How to Get most frequent values in Pandas DataFrame

In this short post, I'll show you how to get most frequent values in Pandas DataFrame.

You can find also: How to Get Top 10 Highest or Lowest Values in Pandas

To start, here are the ways to get most frequent N values in your DataFrame:

df['Magnitude'].value_counts()
df['Magnitude'].mode()

In the next steps we will cover more details in simple examples

Step 1: Create Sample DataFrame

To start, let's create DataFrame with data from Kaggle:Significant Earthquakes, 1965-2016.

To learn more about Pandas and Kaggle: How to Search and Download Kaggle Dataset to Pandas DataFrame

import pandas as pd

cols = ['Date', 'Time', 'Latitude', 'Longitude', 'Depth', 'Magnitude Type', 'Type', 'ID', 'Magnitude']
df = pd.read_csv(f'../data/earthquakes_1965_2016_database.csv.zip')[cols]

data:

Date Latitude Longitude Depth Magnitude Type Magnitude
01/02/1965 19.246 145.616 131.6 MW 6.0
01/04/1965 1.863 127.352 80.0 MW 5.8
01/05/1965 -20.579 -173.972 20.0 MW 6.2
01/08/1965 -59.076 -23.557 15.0 MW 5.8
01/09/1965 11.938 126.427 15.0 MW 5.8

Step 2: Get Most Frequent value of Column in Pandas

To get the most frequent value of a column we can use the method mode.
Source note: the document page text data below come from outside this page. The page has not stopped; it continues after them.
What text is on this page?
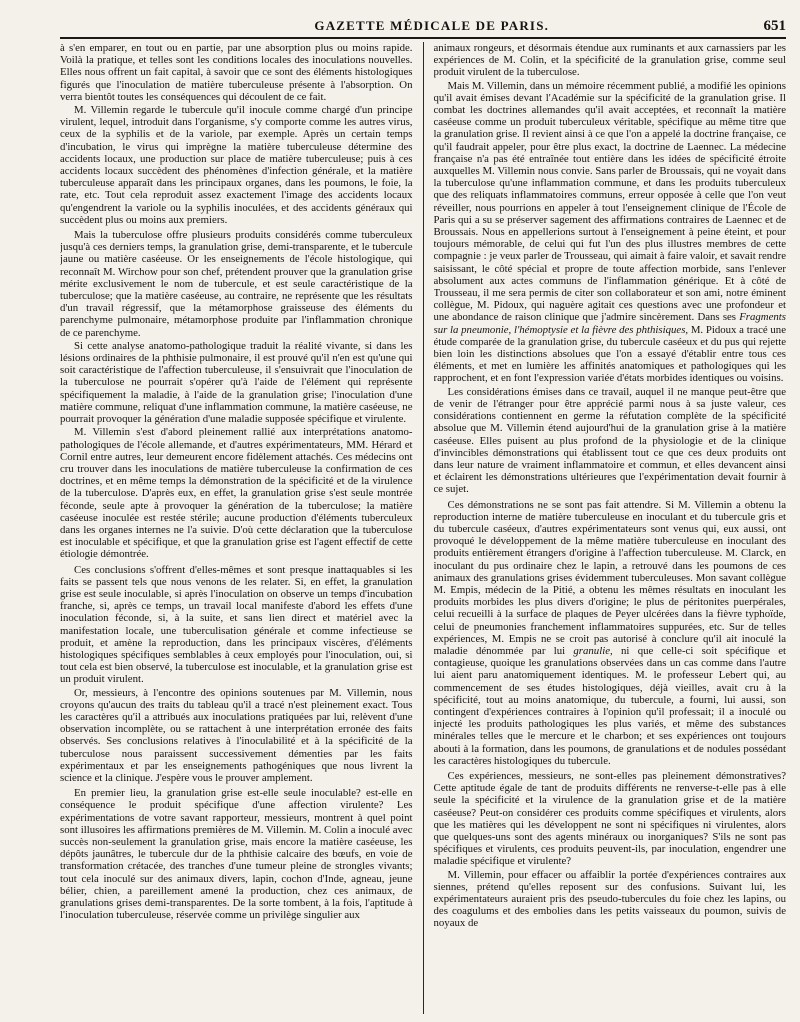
GAZETTE MÉDICALE DE PARIS.	651

à s'en emparer, en tout ou en partie, par une absorption plus ou moins rapide. Voilà la pratique, et telles sont les conditions locales des inoculations nouvelles. Elles nous offrent un fait capital, à savoir que ce sont des éléments histologiques figurés que l'inoculation de matière tuberculeuse présente à l'absorption. On verra bientôt toutes les conséquences qui découlent de ce fait.

M. Villemin regarde le tubercule qu'il inocule comme chargé d'un principe virulent, lequel, introduit dans l'organisme, s'y comporte comme les autres virus, ceux de la syphilis et de la variole, par exemple. Après un certain temps d'incubation, le virus qui imprègne la matière tuberculeuse détermine des accidents locaux, une production sur place de matière tuberculeuse; puis à ces accidents locaux succèdent des phénomènes d'infection générale, et la matière tuberculeuse apparaît dans les principaux organes, dans les poumons, le foie, la rate, etc. Tout cela reproduit assez exactement l'image des accidents locaux qu'engendrent la variole ou la syphilis inoculées, et des accidents généraux qui succèdent plus ou moins aux premiers.

Mais la tuberculose offre plusieurs produits considérés comme tuberculeux jusqu'à ces derniers temps, la granulation grise, demi-transparente, et le tubercule jaune ou matière caséeuse. Or les enseignements de l'école histologique, qui reconnaît M. Wirchow pour son chef, prétendent prouver que la granulation grise mérite exclusivement le nom de tubercule, et est seule caractéristique de la tuberculose; que la matière caséeuse, au contraire, ne représente que les résultats d'un travail régressif, que la métamorphose graisseuse des éléments du parenchyme pulmonaire, métamorphose produite par l'inflammation chronique de ce parenchyme.

Si cette analyse anatomo-pathologique traduit la réalité vivante, si dans les lésions ordinaires de la phthisie pulmonaire, il est prouvé qu'il n'en est qu'une qui soit caractéristique de l'affection tuberculeuse, il s'ensuivrait que l'inoculation de la tuberculose ne pourrait s'opérer qu'à l'aide de l'élément qui représente spécifiquement la maladie, à l'aide de la granulation grise; l'inoculation d'une matière commune, reliquat d'une inflammation commune, la matière caséeuse, ne pourrait provoquer la génération d'une maladie supposée spécifique et virulente.

M. Villemin s'est d'abord pleinement rallié aux interprétations anatomo-pathologiques de l'école allemande, et d'autres expérimentateurs, MM. Hérard et Cornil entre autres, leur demeurent encore fidèlement attachés. Ces médecins ont cru trouver dans les inoculations de matière tuberculeuse la confirmation de ces doctrines, et en même temps la démonstration de la spécificité et de la virulence de la tuberculose. D'après eux, en effet, la granulation grise s'est seule montrée féconde, seule apte à provoquer la génération de la tuberculose; la matière caséeuse inoculée est restée stérile; aucune production d'éléments tuberculeux dans les organes internes ne l'a suivie. D'où cette déclaration que la tuberculose est inoculable et spécifique, et que la granulation grise est l'agent effectif de cette étiologie démontrée.

Ces conclusions s'offrent d'elles-mêmes et sont presque inattaquables si les faits se passent tels que nous venons de les relater. Si, en effet, la granulation grise est seule inoculable, si après l'inoculation on observe un temps d'incubation franche, si, après ce temps, un travail local manifeste d'abord les effets d'une inoculation féconde, si, à la suite, et sans lien direct et matériel avec la manifestation locale, une tuberculisation générale et comme infectieuse se produit, et amène la reproduction, dans les principaux viscères, d'éléments histologiques spécifiques semblables à ceux employés pour l'inoculation, oui, si tout cela est bien observé, la tuberculose est inoculable, et la granulation grise est un produit virulent.

Or, messieurs, à l'encontre des opinions soutenues par M. Villemin, nous croyons qu'aucun des traits du tableau qu'il a tracé n'est pleinement exact. Tous les caractères qu'il a attribués aux inoculations pratiquées par lui, relèvent d'une observation incomplète, ou se rattachent à une interprétation erronée des faits observés. Ses conclusions relatives à l'inoculabilité et à la spécificité de la tuberculose nous paraissent successivement démenties par les faits expérimentaux et par les enseignements pathogéniques que nous livrent la science et la clinique. J'espère vous le prouver amplement.

En premier lieu, la granulation grise est-elle seule inoculable? est-elle en conséquence le produit spécifique d'une affection virulente? Les expérimentations de votre savant rapporteur, messieurs, montrent à quel point sont illusoires les affirmations premières de M. Villemin. M. Colin a inoculé avec succès non-seulement la granulation grise, mais encore la matière caséeuse, les dépôts jaunâtres, le tubercule dur de la phthisie calcaire des bœufs, en voie de transformation crétacée, des tranches d'une tumeur pleine de strongles vivants; tout cela inoculé sur des animaux divers, lapin, cochon d'Inde, agneau, jeune bélier, chien, a pareillement amené la production, chez ces animaux, de granulations grises demi-transparentes. De la sorte tombent, à la fois, l'aptitude à l'inoculation tuberculeuse, réservée comme un privilège singulier aux

animaux rongeurs, et désormais étendue aux ruminants et aux carnassiers par les expériences de M. Colin, et la spécificité de la granulation grise, comme seul produit virulent de la tuberculose.

Mais M. Villemin, dans un mémoire récemment publié, a modifié les opinions qu'il avait émises devant l'Académie sur la spécificité de la granulation grise. Il combat les doctrines allemandes qu'il avait acceptées, et reconnaît la matière caséeuse comme un produit tuberculeux véritable, spécifique au même titre que la granulation grise. Il revient ainsi à ce que l'on a appelé la doctrine française, ce qu'il faudrait appeler, pour être plus exact, la doctrine de Laennec. La médecine française n'a pas été entraînée tout entière dans les idées de spécificité étroite auxquelles M. Villemin nous convie. Sans parler de Broussais, qui ne voyait dans la tuberculose qu'une inflammation commune, et dans les produits tuberculeux que des reliquats inflammatoires communs, erreur opposée à celle que l'on veut réveiller, nous pourrions en appeler à tout l'enseignement clinique de l'École de Paris qui a su se préserver sagement des affirmations contraires de Laennec et de Broussais. Nous en appellerions surtout à l'enseignement à peine éteint, et pour toujours mémorable, de celui qui fut l'un des plus illustres membres de cette compagnie : je veux parler de Trousseau, qui aimait à faire valoir, et savait rendre saisissant, le côté spécial et propre de toute affection morbide, sans l'enlever absolument aux actes communs de l'inflammation générique. Et à côté de Trousseau, il me sera permis de citer son collaborateur et son ami, notre éminent collègue, M. Pidoux, qui naguère agitait ces questions avec une profondeur et une abondance de raison clinique que j'admire sincèrement. Dans ses Fragments sur la pneumonie, l'hémoptysie et la fièvre des phthisiques, M. Pidoux a tracé une étude comparée de la granulation grise, du tubercule caséeux et du pus qui rejette bien loin les distinctions absolues que l'on a essayé d'établir entre tous ces éléments, et met en lumière les affinités anatomiques et pathologiques qui les rapprochent, et en font l'expression variée d'états morbides identiques ou voisins.

Les considérations émises dans ce travail, auquel il ne manque peut-être que de venir de l'étranger pour être apprécié parmi nous à sa juste valeur, ces considérations contiennent en germe la réfutation complète de la spécificité absolue que M. Villemin étend aujourd'hui de la granulation grise à la matière caséeuse. Elles puisent au plus profond de la physiologie et de la clinique d'invincibles démonstrations qui établissent tout ce que ces deux produits ont dans leur nature de vraiment inflammatoire et commun, et elles devancent ainsi et éclairent les démonstrations ultérieures que l'expérimentation devait fournir à ce sujet.

Ces démonstrations ne se sont pas fait attendre. Si M. Villemin a obtenu la reproduction interne de matière tuberculeuse en inoculant et du tubercule gris et du tubercule caséeux, d'autres expérimentateurs sont venus qui, eux aussi, ont provoqué le développement de la même matière tuberculeuse en inoculant des produits entièrement étrangers d'origine à l'affection tuberculeuse. M. Clarck, en inoculant du pus ordinaire chez le lapin, a retrouvé dans les poumons de ces animaux des granulations grises évidemment tuberculeuses. Mon savant collègue M. Empis, médecin de la Pitié, a obtenu les mêmes résultats en inoculant les produits morbides les plus divers d'origine; le plus de péritonites puerpérales, celui recueilli à la surface de plaques de Peyer ulcérées dans la fièvre typhoïde, celui de pneumonies franchement inflammatoires suppurées, etc. Sur de telles expériences, M. Empis ne se croit pas autorisé à conclure qu'il ait inoculé la maladie dénommée par lui granulie, ni que celle-ci soit spécifique et contagieuse, quoique les granulations observées dans un cas comme dans l'autre lui aient paru anatomiquement identiques. M. le professeur Lebert qui, au commencement de ses études histologiques, déjà vieilles, avait cru à la spécificité, tout au moins anatomique, du tubercule, a fourni, lui aussi, son contingent d'expériences contraires à l'opinion qu'il professait; il a inoculé ou injecté les produits pathologiques les plus variés, et même des substances minérales telles que le mercure et le charbon; et ses expériences ont toujours abouti à la formation, dans les poumons, de granulations et de nodules possédant les caractères histologiques du tubercule.

Ces expériences, messieurs, ne sont-elles pas pleinement démonstratives? Cette aptitude égale de tant de produits différents ne renverse-t-elle pas à elle seule la spécificité et la virulence de la granulation grise et de la matière caséeuse? Peut-on considérer ces produits comme spécifiques et virulents, alors que les matières qui les développent ne sont ni spécifiques ni virulentes, alors que quelques-uns sont des agents minéraux ou inorganiques? S'ils ne sont pas spécifiques et virulents, ces produits peuvent-ils, par inoculation, engendrer une maladie spécifique et virulente?

M. Villemin, pour effacer ou affaiblir la portée d'expériences contraires aux siennes, prétend qu'elles reposent sur des confusions. Suivant lui, les expérimentateurs auraient pris des pseudo-tubercules du foie chez les lapins, ou des coagulums et des embolies dans les petits vaisseaux du poumon, suivis de noyaux de
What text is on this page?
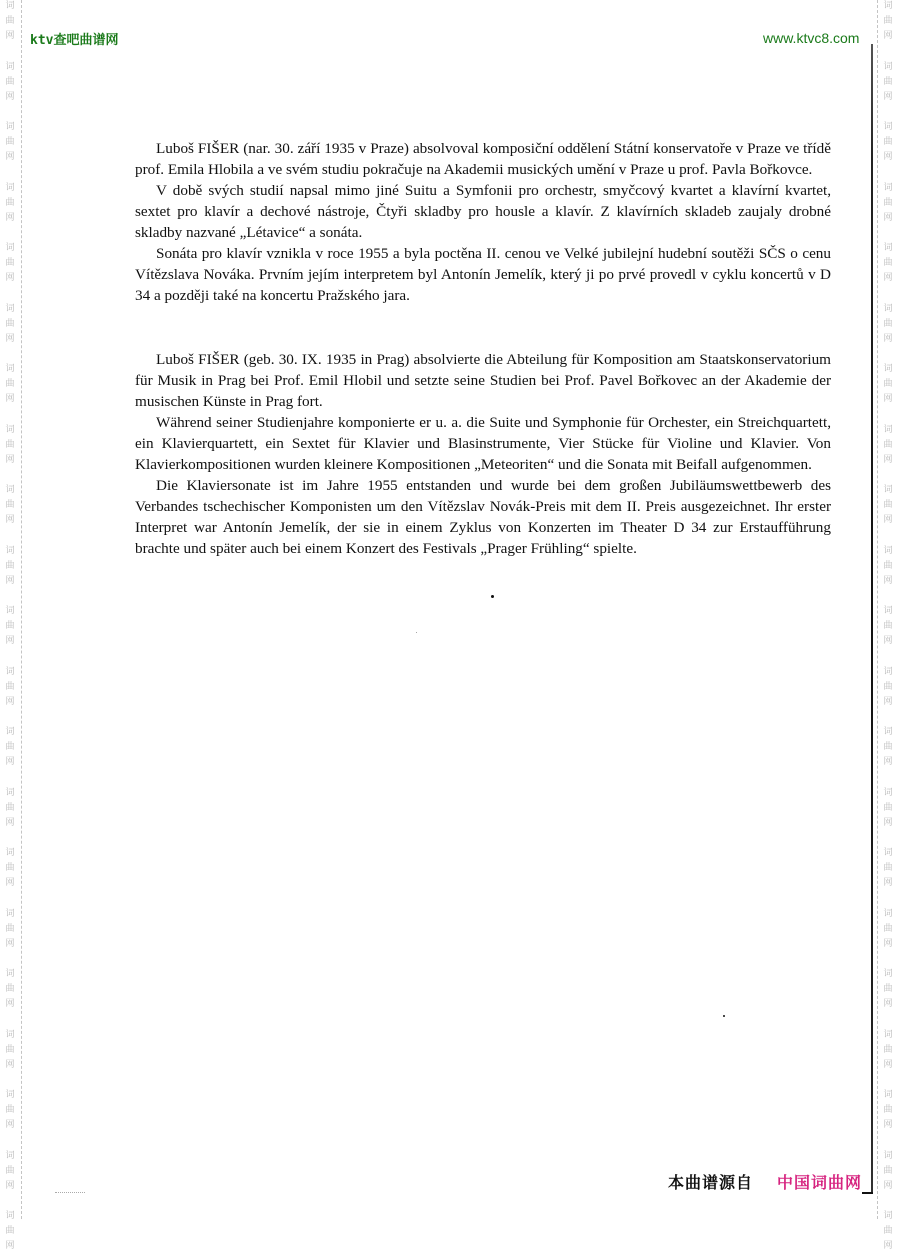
词
曲
网
词
曲
网
词
曲
网
词
曲
网
词
曲
网
词
曲
网
词
曲
网
词
曲
网
词
曲
网
词
曲
网
词
曲
网
词
曲
网
词
曲
网
词
曲
网
词
曲
网
词
曲
网
词
曲
网
词
曲
网
词
曲
网
词
曲
网
词
曲
网
词
曲
网
词
曲
网
词
曲
网
词
曲
网
词
曲
网
词
曲
网
词
曲
网
词
曲
网
词
曲
网
词
曲
网
词
曲
网
词
曲
网
词
曲
网
词
曲
网
词
曲
网
词
曲
网
词
曲
网
词
曲
网
词
曲
网
词
曲
网
词
曲
网
ktv查吧曲谱网	www.ktvc8.com

Luboš FIŠER (nar. 30. září 1935 v Praze) absolvoval komposiční oddělení Státní konservatoře v Praze ve třídě prof. Emila Hlobila a ve svém studiu pokračuje na Akademii musických umění v Praze u prof. Pavla Bořkovce.

V době svých studií napsal mimo jiné Suitu a Symfonii pro orchestr, smyčcový kvartet a klavírní kvartet, sextet pro klavír a dechové nástroje, Čtyři skladby pro housle a klavír. Z klavírních skladeb zaujaly drobné skladby nazvané „Létavice“ a sonáta.

Sonáta pro klavír vznikla v roce 1955 a byla poctěna II. cenou ve Velké jubilejní hudební soutěži SČS o cenu Vítězslava Nováka. Prvním jejím interpretem byl Antonín Jemelík, který ji po prvé provedl v cyklu koncertů v D 34 a později také na koncertu Pražského jara.

Luboš FIŠER (geb. 30. IX. 1935 in Prag) absolvierte die Abteilung für Komposition am Staatskonservatorium für Musik in Prag bei Prof. Emil Hlobil und setzte seine Studien bei Prof. Pavel Bořkovec an der Akademie der musischen Künste in Prag fort.

Während seiner Studienjahre komponierte er u. a. die Suite und Symphonie für Orchester, ein Streichquartett, ein Klavierquartett, ein Sextet für Klavier und Blasinstrumente, Vier Stücke für Violine und Klavier. Von Klavierkompositionen wurden kleinere Kompositionen „Meteoriten“ und die Sonata mit Beifall aufgenommen.

Die Klaviersonate ist im Jahre 1955 entstanden und wurde bei dem großen Jubiläumswettbewerb des Verbandes tschechischer Komponisten um den Vítězslav Novák-Preis mit dem II. Preis ausgezeichnet. Ihr erster Interpret war Antonín Jemelík, der sie in einem Zyklus von Konzerten im Theater D 34 zur Erstaufführung brachte und später auch bei einem Konzert des Festivals „Prager Frühling“ spielte.

本曲谱源自 中国词曲网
It will return the value that appears most often. It can be multiple values.

So to get the most frequent value in a single column - 'Magnitude' we can use:

df['Magnitude'].mode()

result:

0    5.5
dtype: float64

It has few parameters like:

  • numeric_only
  • dropna
  • axis

If the most frequent values are multiple they will be returned:

df['Time'].mode()

result:

0    02:56:58
1    14:09:03
dtype: object

Step 3: Get Most Frequent value for all columns in Pandas

In order to get the most frequent value for all columns we can iterate through all columns of the DataFrame:

dfs = []

for col in df.columns:
    top_values = []
    top_values = df[col].mode()
    dfs.append(pd.DataFrame({col: top_values}).reset_index(drop=True))
pd.concat(dfs, axis=1)

the most frequent values for all columns:

Date Time Depth Magnitude Type Type Magnitude
03/11/2011 02:56:58 10.0 MW Earthquake 5.5
NaN 14:09:03 NaN NaN NaN NaN

Or get the most frequent values per dtype-s - for example only numeric columns:

from pandas.api.types import is_numeric_dtype

dfs = []

for col in df.columns:
    top_values = []
    if is_numeric_dtype(df[col]):
        top_values = df[col].mode()
        dfs.append(pd.DataFrame({col: top_values}).reset_index(drop=True))
pd.concat(dfs, axis=1)

The most frequent values for numeric columns

Depth Magnitude
10.0 5.5

Step 4: Get N most frequent values in a column

To get 5, 10 or N most frequent values in a single column we can use method value_counts:

df['Magnitude'].value_counts()

it will return the frequency for all values in the column:

5.50    4685
5.60    3967
5.70    3079
5.80    2346
5.90    1947
6.00    1580
....
Name: Magnitude, dtype: int64

To get the N most frequent values only without the count we can use:

n = 5
df['Magnitude'].value_counts().index.tolist()[:n]

result:

[5.5, 5.6, 5.7, 5.8, 5.9]

To get only the count:

n = 5
df['Magnitude'].value_counts().values.tolist()[:n]

result:
[4685, 3967, 3079, 2346, 1947]

To get the single most frequent value from value_counts we can combine it with idmax:

df['Magnitude'].value_counts().idxmax()

output:

5.5

To get the count of the most frequent value:

df['Magnitude'].value_counts().max()

output:

4685

Step 5: Get Top 10 most frequent values for all columns

Finally let's cover the case - how to get the most frequent values for all columns in DataFrame.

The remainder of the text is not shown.